Solving Vectors: Boater Needs to Cross River at 20mph

[tucky]

Hi everyone…it feels like it has been a while but I have another question? This is dealing with vectors.


Q: A boater wants to cross a river that has a current of 5mph and measures .75 miles in width. If the boat can travel at 20mph through the water, what heading must it take in order to travel from A and arrive directly across the river at B?

A: I was thinking about making about making two right angle triangles back to back (each containing the same measurements) The bottom of the triangle being (.75/2=.375).
I used the 5mph as deceleration?
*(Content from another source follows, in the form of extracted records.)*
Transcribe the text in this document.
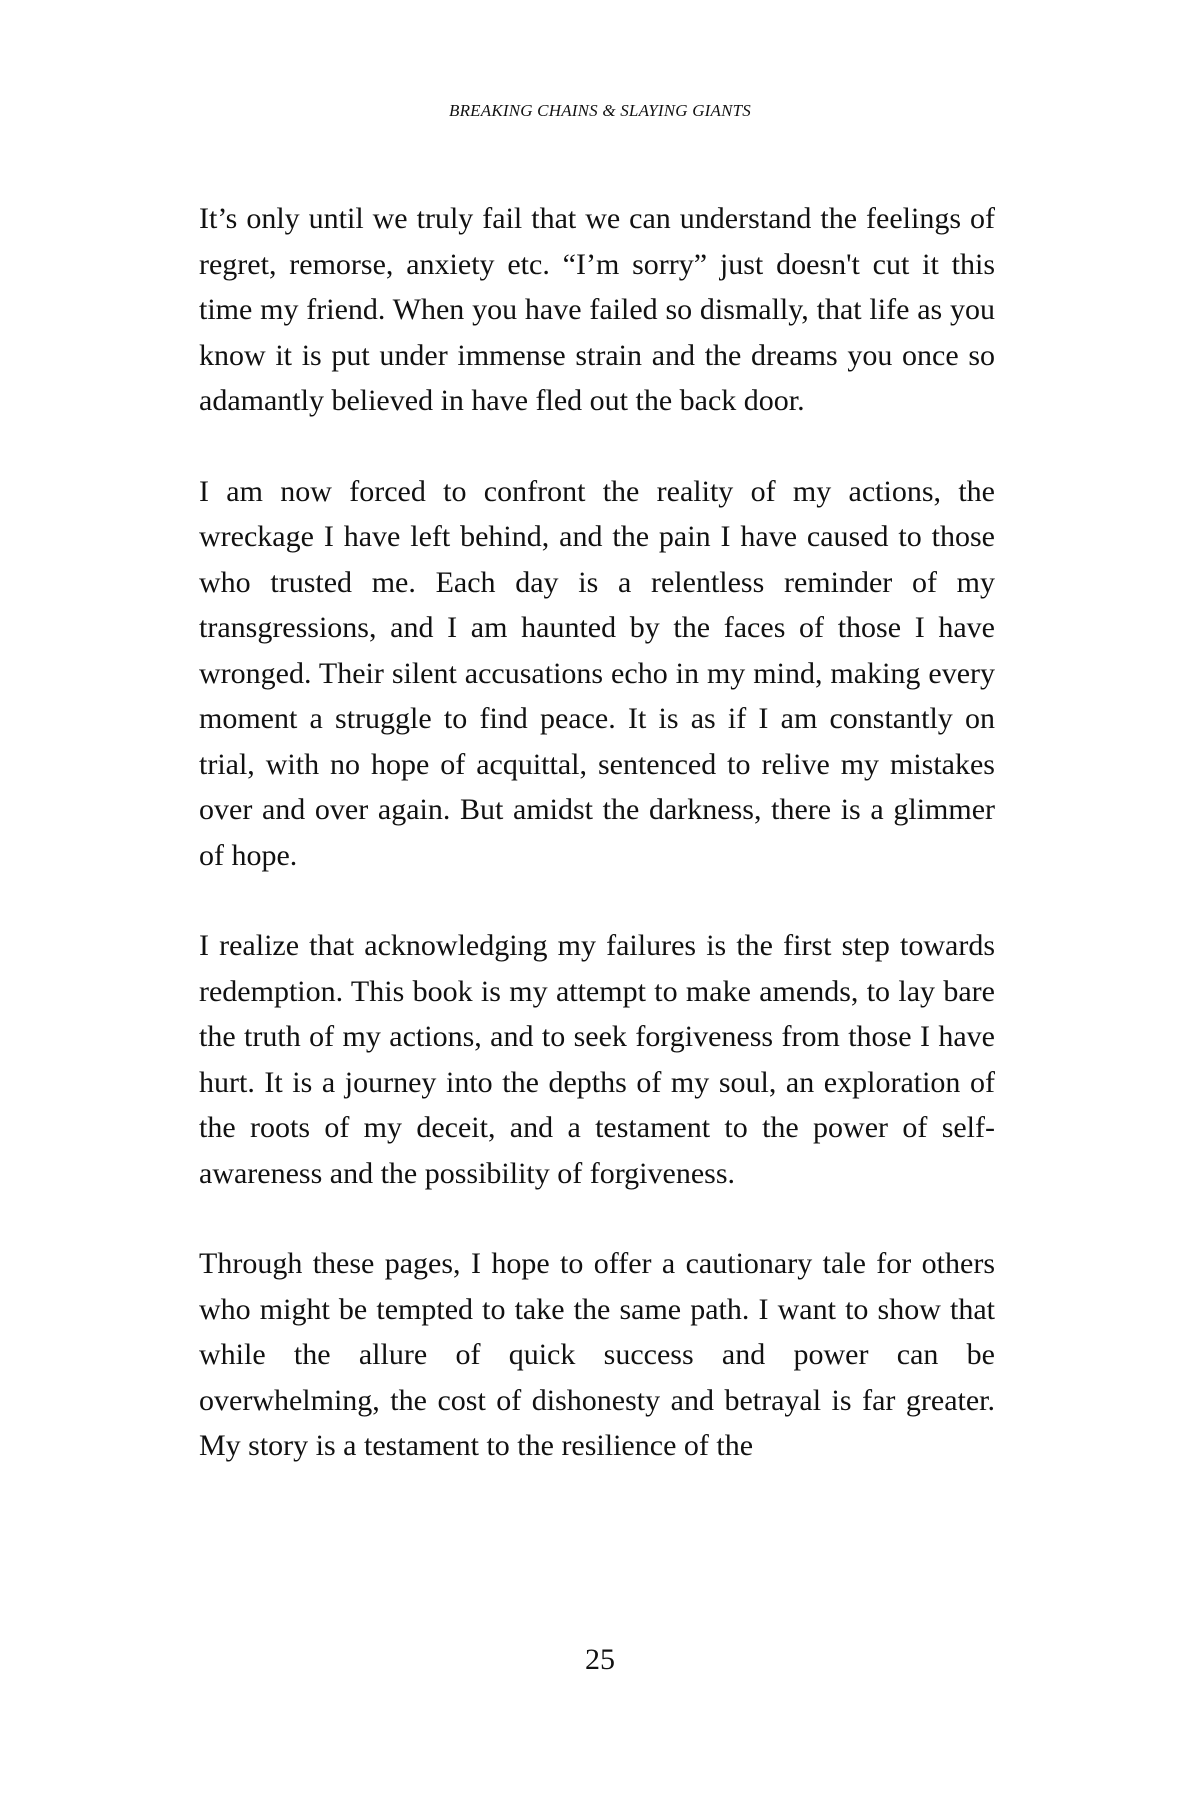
BREAKING CHAINS & SLAYING GIANTS

It’s only until we truly fail that we can understand the feelings of regret, remorse, anxiety etc. “I’m sorry” just doesn't cut it this time my friend. When you have failed so dismally, that life as you know it is put under immense strain and the dreams you once so adamantly believed in have fled out the back door.

I am now forced to confront the reality of my actions, the wreckage I have left behind, and the pain I have caused to those who trusted me. Each day is a relentless reminder of my transgressions, and I am haunted by the faces of those I have wronged. Their silent accusations echo in my mind, making every moment a struggle to find peace. It is as if I am constantly on trial, with no hope of acquittal, sentenced to relive my mistakes over and over again. But amidst the darkness, there is a glimmer of hope.

I realize that acknowledging my failures is the first step towards redemption. This book is my attempt to make amends, to lay bare the truth of my actions, and to seek forgiveness from those I have hurt. It is a journey into the depths of my soul, an exploration of the roots of my deceit, and a testament to the power of self-awareness and the possibility of forgiveness.

Through these pages, I hope to offer a cautionary tale for others who might be tempted to take the same path. I want to show that while the allure of quick success and power can be overwhelming, the cost of dishonesty and betrayal is far greater. My story is a testament to the resilience of the

25
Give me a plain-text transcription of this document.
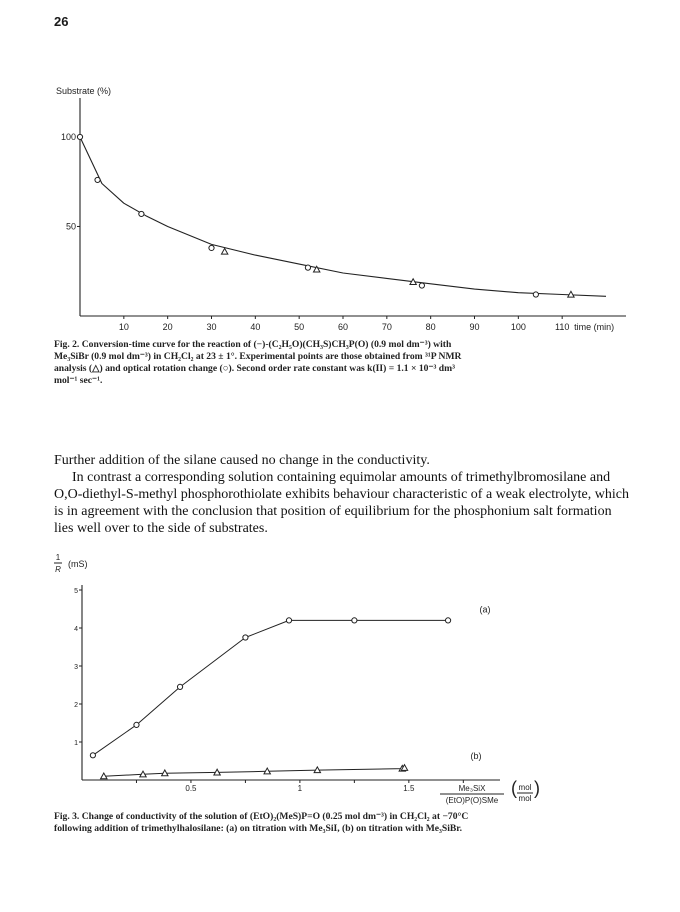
26
Substrate (%)
100
50
10	20	30	40	50	60	70	80	90	100	110 time (min)
Fig. 2. Conversion-time curve for the reaction of (−)-(C₂H₅O)(CH₃S)CH₃P(O) (0.9 mol dm⁻³) with
Me₃SiBr (0.9 mol dm⁻³) in CH₂Cl₂ at 23 ± 1°. Experimental points are those obtained from ³¹P NMR
analysis (△) and optical rotation change (○). Second order rate constant was k(II) = 1.1 × 10⁻³ dm³
mol⁻¹ sec⁻¹.

Further addition of the silane caused no change in the conductivity.

In contrast a corresponding solution containing equimolar amounts of trimethylbromosilane and O,O-diethyl-S-methyl phosphorothiolate exhibits behaviour characteristic of a weak electrolyte, which is in agreement with the conclusion that position of equilibrium for the phosphonium salt formation lies well over to the side of substrates.

1
R
(mS)
5
4
3
2
1
0.5	1	1.5	Me₃SiX
(EtO)P(O)SMe
( mol
mol
)
(a)
(b)
Fig. 3. Change of conductivity of the solution of (EtO)₂(MeS)P=O (0.25 mol dm⁻³) in CH₂Cl₂ at −70°C
following addition of trimethylhalosilane: (a) on titration with Me₃SiI, (b) on titration with Me₃SiBr.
However, I am not sure if one can do that.

So this is how I tried to solve it…but I think it is wrong!

v v0+at
v20mph + -5mph (t)
t4s

y=y0 +v0(t)+.5a(t^2)
y=0+8.94m/s(4s) +.5(2.2m/s^2)(16)
y=18.6…but that seems too big so I need help!

Thanks,
Tucky

 

[Loren Booda]

Try vector representation. (The given width, you should recognize, is extraneous information toward finding the heading for linear flow.)
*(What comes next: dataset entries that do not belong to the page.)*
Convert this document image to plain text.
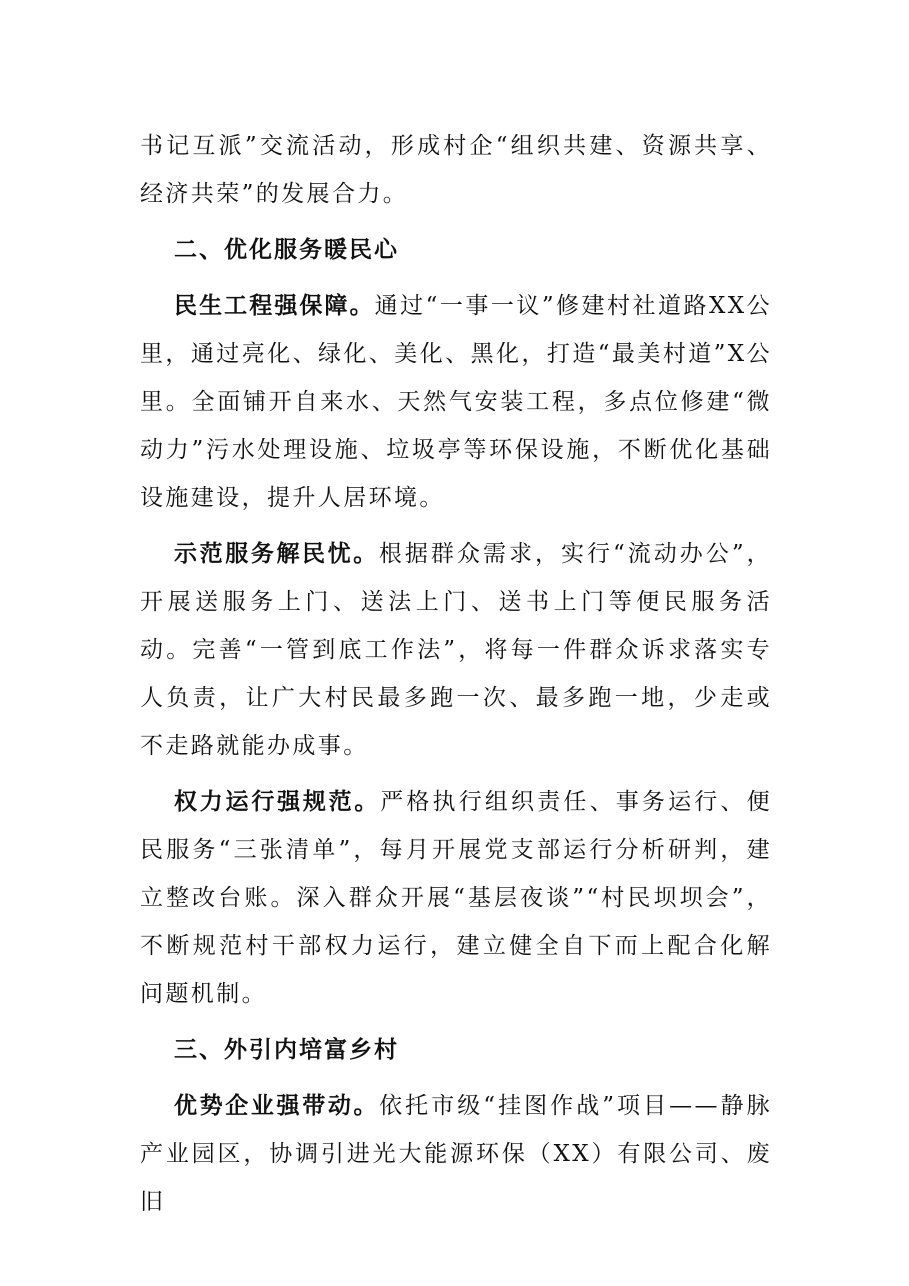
书记互派”交流活动，形成村企“组织共建、资源共享、经济共荣”的发展合力。

二、优化服务暖民心

民生工程强保障。通过“一事一议”修建村社道路XX公里，通过亮化、绿化、美化、黑化，打造“最美村道”X公里。全面铺开自来水、天然气安装工程，多点位修建“微动力”污水处理设施、垃圾亭等环保设施，不断优化基础设施建设，提升人居环境。

示范服务解民忧。根据群众需求，实行“流动办公”，开展送服务上门、送法上门、送书上门等便民服务活动。完善“一管到底工作法”，将每一件群众诉求落实专人负责，让广大村民最多跑一次、最多跑一地，少走或不走路就能办成事。

权力运行强规范。严格执行组织责任、事务运行、便民服务“三张清单”，每月开展党支部运行分析研判，建立整改台账。深入群众开展“基层夜谈”“村民坝坝会”，不断规范村干部权力运行，建立健全自下而上配合化解问题机制。

三、外引内培富乡村

优势企业强带动。依托市级“挂图作战”项目——静脉产业园区，协调引进光大能源环保（XX）有限公司、废旧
Think of a right triangle with legs of 20 mph and 5 mph, perpendicular and parallel to the river's flow. Find the resultant direction needed to offset the river's velocity.

 

[HallsofIvy]

"I used the 5mph as deceleration? However, I am not sure if one can do that."

Did you really think about this? In the first place the problem says nothing about "acceleration" or "deceleration". In the second, 5 mph is a speed, not an acceleration.

I don't see any reason to draw TWO right triangles. Draw a line directly across the river from A to B- that represents the actual course of the boat. Draw a second line perpendicular to that- straight up the river and mark its length as 5 (mph): that represents the river current.

Now draw the hypotenuse of that triangle and mark its length as 20 (mph): that represents the speed of the boat (Loren Booda had a slight error when he said "legs of 20 mph and 5 mph"). Since you are only asked for the angle, you can use arcsin(5/20).